I love gourds so much that several years ago I decided to create the name of a profession just for gourd lovers.  I called it gourdology.  You won’t find it in the dictionary, alas, so you will have to follow my definition:  Gourdology is the study of the structure, function, growth, history, evolution, and distribution of the gourd.  In other words, the study of the cucurbitaceous family of plants, which many gourdologists love to transform into gourd art.

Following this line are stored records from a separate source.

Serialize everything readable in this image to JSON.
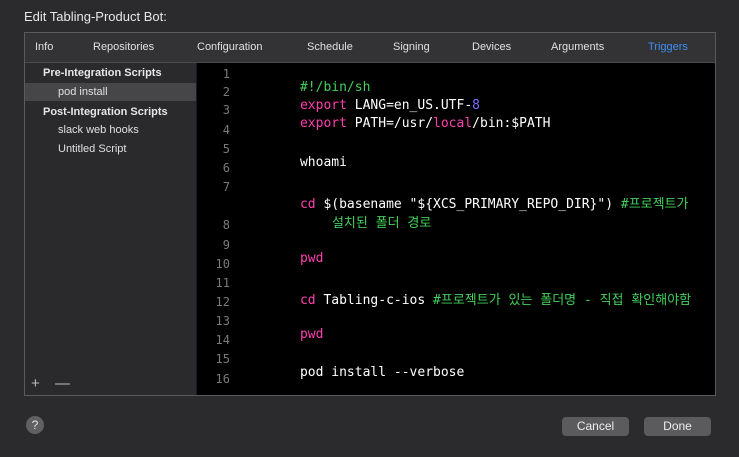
{
  "window": {
    "title": "Edit Tabling-Product Bot:"
  },
  "tabs": [
    {
      "label": "Info"
    },
    {
      "label": "Repositories"
    },
    {
      "label": "Configuration"
    },
    {
      "label": "Schedule"
    },
    {
      "label": "Signing"
    },
    {
      "label": "Devices"
    },
    {
      "label": "Arguments"
    },
    {
      "label": "Triggers"
    }
  ],
  "active_tab": "Triggers",
  "sidebar": {
    "pre_header": "Pre-Integration Scripts",
    "pre_items": [
      {
        "label": "pod install",
        "selected": true
      }
    ],
    "post_header": "Post-Integration Scripts",
    "post_items": [
      {
        "label": "slack web hooks"
      },
      {
        "label": "Untitled Script"
      }
    ],
    "add_icon": "plus-icon",
    "remove_icon": "minus-icon",
    "add_label": "+",
    "remove_label": "—"
  },
  "editor": {
    "line_numbers": [
      "1",
      "2",
      "3",
      "4",
      "5",
      "6",
      "7",
      "8",
      "9",
      "10",
      "11",
      "12",
      "13",
      "14",
      "15",
      "16"
    ],
    "lines": {
      "l1_comment": "#!/bin/sh",
      "l2_kw": "export",
      "l2_rest": " LANG=en_US.UTF-",
      "l2_num": "8",
      "l3_kw": "export",
      "l3_a": " PATH=/usr/",
      "l3_kw2": "local",
      "l3_b": "/bin:$PATH",
      "l5": "whoami",
      "l7_kw": "cd",
      "l7_rest": " $(basename \"${XCS_PRIMARY_REPO_DIR}\") ",
      "l7_comment": "#프로젝트가",
      "l7_cont": "설치된 폴더 경로",
      "l9_kw": "pwd",
      "l11_kw": "cd",
      "l11_rest": " Tabling-c-ios ",
      "l11_comment": "#프로젝트가 있는 폴더명 - 직접 확인해야함",
      "l13_kw": "pwd",
      "l15": "pod install --verbose"
    }
  },
  "footer": {
    "help_label": "?",
    "cancel_label": "Cancel",
    "done_label": "Done"
  },
  "colors": {
    "accent": "#3f8ef3",
    "keyword": "#ff3fb0",
    "comment": "#42d05a",
    "number": "#7a6cff"
  }
}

Although I’ve been crafting gourds for more than seven years, the possibilities gourds present to the artist are so endless that I will always be a beginner.  Some days, especially when you are starting out, you might question why you set out on this path in the first place.  You spend half the morning picking out the perfect gourd for your project, and then your dye runs, you carve a hole right through the gourd, burn yourself on the burning pen, send a bottle of purple leather dye across the room, and accidentally knock your finished project off the table, watching helplessly as it falls to the floor and cracks into pieces. Welcome to gourd art!

You just had a bad gourd day.  We all have them.  The truth is we’ve gained valuable knowledge from every mistake we’ve made, since trial and error is our best teacher.  After we pick up another gourd the next day, dreaming how beautiful it will be when we apply what we learned the day before, we realize that all our days are good gourd days.